Maren, usually I find your posts totally make sense. But I’m ambivalent this time. The core of your message I agree with completely. “Feelings acknowledged. Crisis over. Move on. […] Listen so kids will talk. Talk so kids will listen.”
And I shall do my best to remember the first 3 steps from Faber and Mazlish. But I don’t think I agree with Step 4. Or at least, it shouldn’t end there. It’s nice to have a moment to fantasize, but I think it’s also necessary to acknowledge the reality of a situation and our responsibilities. So unless this becomes some kind of Step 5, I would recommend not indulging in Step 4.
And I do not think that we should accept or condone all feelings. For example, jealousy or hatred. They’re understandable sometimes but that doesn’t make them OK. And it’s our job as parents to give our kids the ability to develop nobler feelings or at least to control better their negative ones. It’s not just about expressing what we want, it’s also about acknowledging that sometimes we can’t get what we want, and focusing on the positives instead. A child might feel jealous momentarily of another sibling, but he/she should over time feel this less and less.
I’d welcome your thoughts. Thanks very much!
What I think Step 4: We can give the child his wishes in fantasy does is help the child see that the situation is not going to change.
We aren’t going to change the rules. We aren’t going to make someone get off the swing. The child is still going to have to take turns.
You wrote, “… but I think it’s also necessary to acknowledge the reality of a situation and our responsibilities.”
So much of our communication with children is about age appropriate interaction and understanding the child in the situation.
In my example of three-year-old Andie and the swing, I see her as being frustrated about the reality of having to take turns with the swing. (And by the way, our tree swing was wonderful!)
There was no reason to tell her that the reality was she was going to have to wait her turn, and that waiting was part of her responsibilities in order to use the swing.
So, I see your recommendation of Step 5 embedded in the situation.
For a ten-year-old who is frustrated and acting out about having to wait his turn, one might see that your Step 5 needs to be explicit.
“I wish there were more swings, but there is only one swing and four of you want to swing. Everyone will have to wait his turn and then get off after five minutes. That’s what everyone agreed to do.”
When I say, “We can accept all feelings,” that means we listen for understanding to keep communication open and in order to help our children deal with their emotions and the situation in a positive way.

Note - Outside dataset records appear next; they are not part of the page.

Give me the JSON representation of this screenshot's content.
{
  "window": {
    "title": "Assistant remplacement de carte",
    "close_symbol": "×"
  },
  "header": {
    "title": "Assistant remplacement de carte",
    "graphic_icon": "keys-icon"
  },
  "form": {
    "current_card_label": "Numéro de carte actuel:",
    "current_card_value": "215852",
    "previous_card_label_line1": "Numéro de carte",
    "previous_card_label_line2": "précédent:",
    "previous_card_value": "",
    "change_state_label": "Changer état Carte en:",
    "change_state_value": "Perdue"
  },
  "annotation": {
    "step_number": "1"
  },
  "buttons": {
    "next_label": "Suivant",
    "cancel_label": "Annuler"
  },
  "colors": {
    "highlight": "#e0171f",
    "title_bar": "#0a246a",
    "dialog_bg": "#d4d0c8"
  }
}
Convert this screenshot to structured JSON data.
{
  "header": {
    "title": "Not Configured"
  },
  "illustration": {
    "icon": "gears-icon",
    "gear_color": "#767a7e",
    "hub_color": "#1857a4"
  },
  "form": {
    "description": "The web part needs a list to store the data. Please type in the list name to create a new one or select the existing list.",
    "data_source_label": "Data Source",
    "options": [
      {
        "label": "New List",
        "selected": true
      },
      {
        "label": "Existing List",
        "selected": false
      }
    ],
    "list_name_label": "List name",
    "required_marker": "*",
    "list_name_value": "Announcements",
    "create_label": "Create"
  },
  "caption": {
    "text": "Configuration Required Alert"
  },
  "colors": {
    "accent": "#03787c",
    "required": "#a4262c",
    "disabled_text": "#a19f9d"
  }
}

I can accept that a child is feeling angry, so I listen and ask questions to try to understand why. This kind of listening is more about problem solving than acknowledging feelings.
If I felt the situation with Andie warranted a problem solving technique I might have used five-step-problem solving to help her own the problem and the solution.
After years of working with children I feel that by listening, acknowledging feels, and using effective problem solving techniques we can guide our children back to the loving and kind beings that they are.
Here is the link to the article about five-step-problem solving:
Another article that explains another listening technique is here:
Also, I’ve put together a series of articles into an email course called Constructive Communication. Find out more at the link below.
Alston, I think we both agree on where we need to guide a child.
I think having an article that looks at only one aspect of the communication process, acknowledging feelings, doesn’t lend itself to the bigger picture of guiding our children to be their “bigger, better” selves.
I welcome your questions and comments, and if you’d like to visit more about this, please let me know.
This work of helping children grow up is, well, work!